17. Motor vehicle door lock according to one of claims 10 to 16, characterized in that the slide (17) is preferably on one longitudinal side (19)

Crushing ribs has that the crimping ribs come into engagement with the receptacle (6) or with the guide (16) of the slide (17) when the slide (17) is actuated and deform in such a way that the slide (17) actuated in its Position is clamped fixed.

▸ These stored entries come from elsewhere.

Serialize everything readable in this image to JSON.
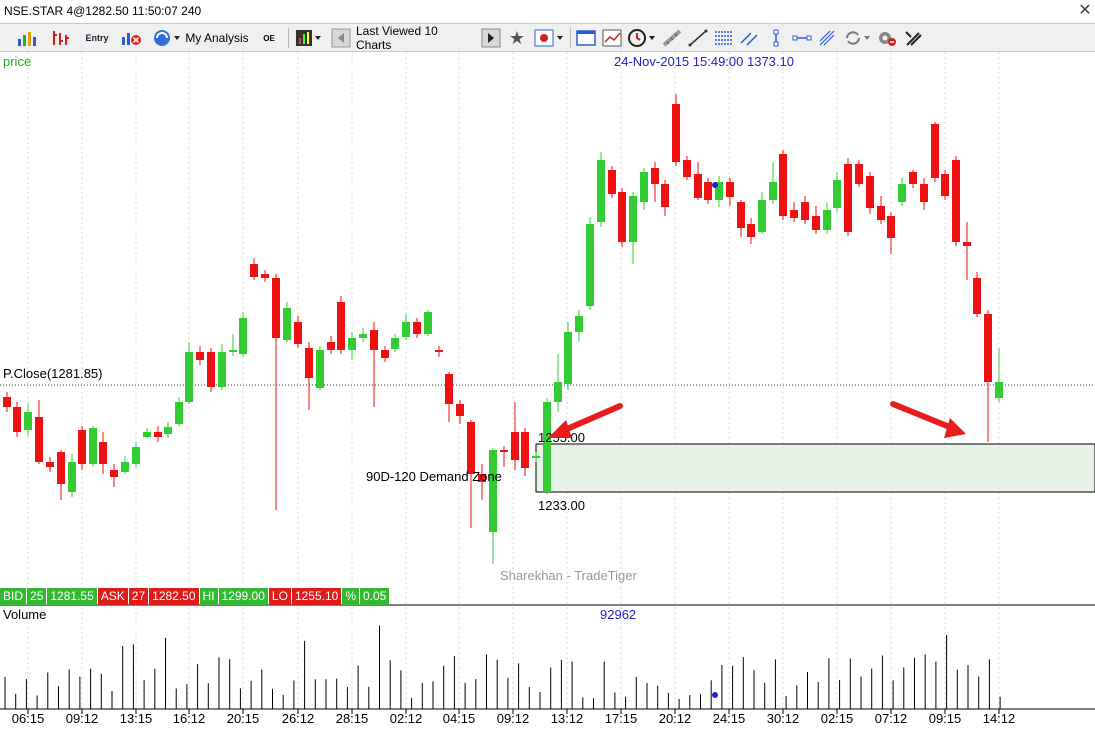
{
  "window": {
    "title": "NSE.STAR 4@1282.50 11:50:07 240"
  },
  "toolbar": {
    "my_analysis": "My Analysis",
    "last_viewed": "Last Viewed 10 Charts",
    "icons": [
      "chart-bars-icon",
      "chart-hlc-icon",
      "entry-icon",
      "delete-chart-icon",
      "analysis-globe-icon",
      "oe-icon",
      "color-bars-icon",
      "back-arrow-icon",
      "forward-arrow-icon",
      "star-icon",
      "template-icon",
      "new-window-icon",
      "trendline-chart-icon",
      "alarm-icon",
      "ruler-icon",
      "draw-line-icon",
      "fib-icon",
      "vertical-line-icon",
      "horizontal-line-icon",
      "pitchfork-icon",
      "cycle-icon",
      "settings-icon",
      "tools-icon"
    ]
  },
  "chart": {
    "price_label": "price",
    "crosshair_info": "24-Nov-2015  15:49:00  1373.10",
    "prev_close_label": "P.Close(1281.85)",
    "demand_zone_label": "90D-120 Demand Zone",
    "zone_top_label": "1255.00",
    "zone_bottom_label": "1233.00",
    "watermark": "Sharekhan - TradeTiger",
    "volume_label": "Volume",
    "volume_value": "92962",
    "time_labels": [
      "06:15",
      "09:12",
      "13:15",
      "16:12",
      "20:15",
      "26:12",
      "28:15",
      "02:12",
      "04:15",
      "09:12",
      "13:12",
      "17:15",
      "20:12",
      "24:15",
      "30:12",
      "02:15",
      "07:12",
      "09:15",
      "14:12"
    ],
    "colors": {
      "up": "#33cc33",
      "down": "#ee1111",
      "zone": "#e6f2e6",
      "arrow": "#e81e1e",
      "info": "#2222cc"
    }
  },
  "quote": {
    "bid_label": "BID",
    "bid_qty": "25",
    "bid_price": "1281.55",
    "ask_label": "ASK",
    "ask_qty": "27",
    "ask_price": "1282.50",
    "hi_label": "HI",
    "hi_value": "1299.00",
    "lo_label": "LO",
    "lo_value": "1255.10",
    "pct_label": "%",
    "pct_value": "0.05"
  }
}
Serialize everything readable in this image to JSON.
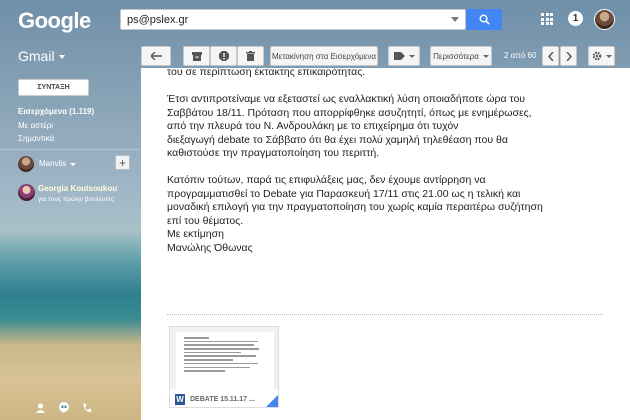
{
  "header": {
    "logo": "Google",
    "search_value": "ps@pslex.gr",
    "notifications": "1"
  },
  "toolbar": {
    "app_label": "Gmail",
    "move_to_inbox": "Μετακίνηση στα Εισερχόμενα",
    "more": "Περισσότερα",
    "pagination": "2 από 60"
  },
  "sidebar": {
    "compose": "ΣΥΝΤΑΞΗ",
    "items": [
      {
        "label": "Εισερχόμενα (1.119)"
      },
      {
        "label": "Με αστέρι"
      },
      {
        "label": "Σημαντικά"
      }
    ],
    "hangouts_user": "Manvlis",
    "contact_name": "Georgia Koutsoukou",
    "contact_status": "για τους πρώην βουλευτές"
  },
  "email": {
    "line_top": "του σε περίπτωση έκτακτης επικαιρότητας.",
    "para1": "Έτσι  αντιπροτείναμε να εξεταστεί ως εναλλακτική λύση οποιαδήποτε ώρα του\nΣαββάτου 18/11.  Πρόταση που απορρίφθηκε ασυζητητί, όπως με ενημέρωσες,\n από την πλευρά του Ν. Ανδρουλάκη με το επιχείρημα ότι  τυχόν\nδιεξαγωγή debate  το Σάββατο ότι θα έχει πολύ χαμηλή τηλεθέαση που θα\nκαθιστούσε την πραγματοποίηση του περιττή.",
    "para2": "Κατόπιν τούτων, παρά τις επιφυλάξεις μας, δεν έχουμε αντίρρηση να\nπρογραμματισθεί το Debate για  Παρασκευή 17/11 στις 21.00 ως  η τελική και\nμοναδική επιλογή για την πραγματοποίηση του χωρίς καμία περαιτέρω συζήτηση\nεπί του θέματος.\nΜε εκτίμηση\nΜανώλης Όθωνας",
    "attachment_name": "DEBATE 15.11.17 ...",
    "attachment_icon_letter": "W"
  },
  "colors": {
    "search_button": "#4285f4",
    "word_icon": "#2b5797"
  }
}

18. Motor vehicle door lock according to one of claims 10 to 17, characterized in that the lock (9) has at least two, preferably exactly two, each in a guide (26, 27) displaceable slide (28, 29) and that the slide (28, 29) come into engagement with the receptacle (21) when they are actuated at different points in the receptacle (21).

19. Motor vehicle door lock according to one of the preceding claims, characterized in that the drive (2) can be inserted by a mounting movement with a mounting direction into the receptacle (6) and that the actuation direction of the lock (9), in particular the slide (17) , essentially corresponds to the assembly direction of the assembly movement.

20. Motor vehicle door lock according to one of the preceding claims, characterized in that the lock (9) has a pivotable flap and that the actuation of the lock (9) by pivoting - actuation - the flap in a pivoting direction - actuating direction - is provided.

21. Motor vehicle door lock according spoke 20, characterized in that the flap has an actuating surface and that when the flap is actuated, the actuating surface comes into engagement with the receptacle (6) and brings it into the fixing state or holds it there.

22. Motor vehicle door lock according to one of the preceding claims, characterized in that the lock (9) is fixed before assembly via a predetermined breaking point (30), preferably a film hinge or the like, that by actuating the lock ( 9), in particular of the slide (17), the predetermined breaking point (30) breaks and the further actuation of the lock, in particular the slide (17), is possible.

23. Motor vehicle door lock according to one of the preceding claims, characterized in that the fastening device (5) is designed in several parts and has a plurality of receptacles (6, 21) with corresponding locks (9, 25), preferably that the fastening device (5) is designed in two parts with a first receptacle (6) and a first lock (9) as well as with a second receptacle (21) and a second lock (25) and that the receptacles (6, 21) are in the receptacles (6, 21) engage the inserted drive (2) and, when the locks (9, 25) are actuated, on a front and a rear flange (31) arranged on the drive (2).

24. Motor vehicle door lock according to one of the preceding claims, characterized in that the fastening device (5) when the drive (2) is built at least in one direction is flatter than the drive (2).

25. Motor vehicle door lock according to one of the preceding claims, characterized in that the fastening device (5) is at least partially an integral part of the housing (1).

26. Housing for a commercial vehicle door lock with a fastening device (5) for a drive (2), the fastening device (5) being a receptacle

(6) for the drive (2) and wherein the drive (2) can be fixed by the fastening device (5) in the receptacle (6) and with the features of the characterizing part of claim 1 and possibly with the features of the characterizing part one or more of claims 2 to 24.

27. A method for mounting a drive (2) in a motor vehicle door lock, the motor vehicle door lock having a fastening device (5) for the drive (2), the fastening device (5) having a receptacle (6) for the drive ( 2), the fastening device (5) having an actuatable lock (9), the drive (2) being insertable into the receptacle (6) by a mounting movement with a mounting direction, and the actuating direction of the lock (9) being the mounting direction of the Assembly movement essentially corresponds, preferably for assembly of a drive (2) in a motor vehicle door lock according to one of claims 1 to 25, characterized in that in a single assembly movement with a single assembly direction both the drive (2) into the receptacle (6) is inserted and then the lock (9) is actuated.